Doch damit nicht genug: Dem Archiv liegt eine ganze Sammlung vor, in der wir von weiteren Taten Pfarrer Brendles im Zusammenhang mit dem Kirchenkampf und der Absetzung Wurms erfahren. Anlass der polizeilichen Ermittlungen war die Entdeckung der Kirchenflagge auf Halbmast, was das Misstrauen der NS-Polizei schürte. Auch Gemeindeblätter werden daraufhin beschlagnahmt. Grund: Ihr Inhalt sei zu politisch. Zudem geht das Gerücht um, der Gottesdienst stehe unter Beobachtung. Auf seine Nachfragen beim Württembergischen Innenministerium und beim Evangelischen Quellverlag erhielt Brendle allerdings nur spärliche Antworten.

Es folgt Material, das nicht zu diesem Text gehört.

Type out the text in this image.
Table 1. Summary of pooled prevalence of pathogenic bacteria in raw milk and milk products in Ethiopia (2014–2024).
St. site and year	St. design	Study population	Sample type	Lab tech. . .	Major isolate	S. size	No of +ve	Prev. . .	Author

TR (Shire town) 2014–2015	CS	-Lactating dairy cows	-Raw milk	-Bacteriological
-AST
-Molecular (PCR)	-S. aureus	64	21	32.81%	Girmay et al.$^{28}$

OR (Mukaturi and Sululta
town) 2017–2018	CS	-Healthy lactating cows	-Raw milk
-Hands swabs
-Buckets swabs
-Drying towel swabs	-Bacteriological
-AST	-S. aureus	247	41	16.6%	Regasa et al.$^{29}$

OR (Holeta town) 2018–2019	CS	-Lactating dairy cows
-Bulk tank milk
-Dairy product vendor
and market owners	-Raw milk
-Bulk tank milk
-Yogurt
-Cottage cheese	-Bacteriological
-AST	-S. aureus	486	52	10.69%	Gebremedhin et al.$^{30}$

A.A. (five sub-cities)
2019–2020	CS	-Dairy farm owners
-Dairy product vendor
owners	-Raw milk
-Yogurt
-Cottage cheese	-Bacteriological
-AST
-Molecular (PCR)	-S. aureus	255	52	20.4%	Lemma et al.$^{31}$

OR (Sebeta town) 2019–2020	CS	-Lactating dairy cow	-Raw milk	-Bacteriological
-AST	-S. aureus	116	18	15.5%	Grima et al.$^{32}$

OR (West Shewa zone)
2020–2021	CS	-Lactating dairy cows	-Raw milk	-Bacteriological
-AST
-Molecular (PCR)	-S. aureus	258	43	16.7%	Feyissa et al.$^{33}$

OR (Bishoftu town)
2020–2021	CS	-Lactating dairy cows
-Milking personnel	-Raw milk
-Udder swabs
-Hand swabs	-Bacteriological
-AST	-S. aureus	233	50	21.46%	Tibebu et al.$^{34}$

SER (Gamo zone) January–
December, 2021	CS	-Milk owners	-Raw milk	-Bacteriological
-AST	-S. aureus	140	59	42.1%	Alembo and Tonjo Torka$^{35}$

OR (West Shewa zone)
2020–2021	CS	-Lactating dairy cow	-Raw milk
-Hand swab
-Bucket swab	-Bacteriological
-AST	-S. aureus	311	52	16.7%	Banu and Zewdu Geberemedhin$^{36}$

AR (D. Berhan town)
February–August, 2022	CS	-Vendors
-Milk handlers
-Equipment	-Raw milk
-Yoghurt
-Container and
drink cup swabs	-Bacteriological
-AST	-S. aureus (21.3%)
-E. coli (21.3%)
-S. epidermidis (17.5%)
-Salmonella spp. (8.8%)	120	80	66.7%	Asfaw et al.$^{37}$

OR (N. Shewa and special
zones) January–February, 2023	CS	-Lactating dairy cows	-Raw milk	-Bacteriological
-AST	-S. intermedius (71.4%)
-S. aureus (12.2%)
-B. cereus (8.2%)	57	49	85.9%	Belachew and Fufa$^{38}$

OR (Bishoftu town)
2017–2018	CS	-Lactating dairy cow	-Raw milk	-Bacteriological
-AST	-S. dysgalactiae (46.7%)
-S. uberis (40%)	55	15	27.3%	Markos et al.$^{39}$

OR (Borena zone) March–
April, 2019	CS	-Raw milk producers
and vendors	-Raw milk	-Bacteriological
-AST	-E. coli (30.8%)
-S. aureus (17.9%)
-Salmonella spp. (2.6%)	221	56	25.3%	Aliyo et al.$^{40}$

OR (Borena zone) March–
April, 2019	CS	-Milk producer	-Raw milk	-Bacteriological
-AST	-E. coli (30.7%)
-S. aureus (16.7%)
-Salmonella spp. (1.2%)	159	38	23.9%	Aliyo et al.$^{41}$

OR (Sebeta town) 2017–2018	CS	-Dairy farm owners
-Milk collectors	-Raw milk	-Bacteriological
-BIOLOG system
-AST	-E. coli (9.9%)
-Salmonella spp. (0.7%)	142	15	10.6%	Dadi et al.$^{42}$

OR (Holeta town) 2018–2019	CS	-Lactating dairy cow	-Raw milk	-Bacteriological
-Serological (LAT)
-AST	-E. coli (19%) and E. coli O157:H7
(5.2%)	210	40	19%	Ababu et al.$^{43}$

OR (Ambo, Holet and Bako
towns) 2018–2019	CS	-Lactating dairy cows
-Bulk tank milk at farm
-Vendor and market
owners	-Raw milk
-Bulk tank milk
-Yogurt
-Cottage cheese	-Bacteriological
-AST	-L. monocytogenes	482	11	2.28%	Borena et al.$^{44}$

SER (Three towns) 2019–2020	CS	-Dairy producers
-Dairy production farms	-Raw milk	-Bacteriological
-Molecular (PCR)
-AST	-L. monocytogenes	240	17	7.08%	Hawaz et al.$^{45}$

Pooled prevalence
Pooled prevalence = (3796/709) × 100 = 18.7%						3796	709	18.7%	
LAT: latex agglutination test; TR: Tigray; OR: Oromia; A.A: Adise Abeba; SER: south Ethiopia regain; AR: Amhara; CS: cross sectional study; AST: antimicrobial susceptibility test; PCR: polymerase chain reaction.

Doch der Auflauf der landesweiten Proteste sollte nicht wirkungslos bleiben: Auch wenn die gleichgeschaltete NS-Presse über die durch die Absetzung Wurms ausgelösten Massenproteste schwieg, so erklangen die Rufe der Protestgemeinde doch so laut, dass Hitler mit seinem Vorhaben zurückrudern musste und Wurm weiter Landesbischof bleiben durfte.

Die evangelische Michaelskirche in Hochdorf an der Enz. Fotograf: Harke. https://creativecommons.org/licenses/by-sa/3.0/
Mit seiner Unterschriftensammlung und der zusammengestellten Mappe mit Materialien zum Kirchenkampf hinterließ Brendle zwei wichtige Dokumente seiner Archivalien. Sie zeugen nicht nur von seiner Initiative und Solidarität mit Wurm, sondern sind auch für die Orts- und Kirchengeschichte Hochdorfs an der Enz von Bedeutung. Brendle wurde so zu einem kleinen, aber nicht unwichtigen Teil der großen Geschichte. Doch wie sehr der kleine Name eines Theophil Brendles im großen Einklang der Geschichte steht, davon kündigen auch andere Dokumente des von mir bearbeiteten Nachlasses: Brendles „Kriegschronik“ ist ein bleibendes, zeitgeschichtliches Zeugnis aus seiner Pfarrzeit in Heilbronn-Sontheim. Darin schildert er das Ende des Zweiten Weltkrieges aus ortgeschichtlicher Perspektive. Ebenso berührend sind die Dank- und Grußkarten, zum Beispiel jene der Familie Vollbrecht aus Gera-Zwötzen, die Teil der Korrespondenz der Familie Brendle in die DDR waren und bis Anfang der 80er Jahre andauerten. Dies ist nicht nur durch Dank- und Grußkarten, sondern auch durch Lieferscheine belegt.
Alles in allem mag der Name Theophil Brendle in den Augen der Geschichte nicht einmal eine Fußnote sein. Doch wenn man sich die Zeit nimmt, spricht sein Nachlass Bände über den Verlauf aus den Augen eines kleinen Ortspfarrers in Zeiten wie dem Kirchenkampf, der Naziherrschaft, dem Ende des Zweiten Weltkriegs und der darauffolgenden deutschen Teilung. Während meiner gesamten Bearbeitungszeit konnte ich kein Bild von Pfarrer Brendle finden, sodass seine Person für mich immer ein körperloses Wesen blieb. Aber vielleicht passt dies auch zu Brendles Rolle im Gesamten: Es braucht kein Bild von ihm. Seine Figur, sein Wesen setzen sich aus dem Bestand seines Nachlasses zusammen und sein Wirken und Werk leben als Teil der württembergischen, wenn nicht deutschen Kirchengeschichte weiter.
Der Bestand, der Unterlagen von 1924 bis 1984 enthält, wurde geordnet und verzeichnet. Das Archivinventar des Bestands Nachlass Theophil Brendle kann online hier eingesehen werden.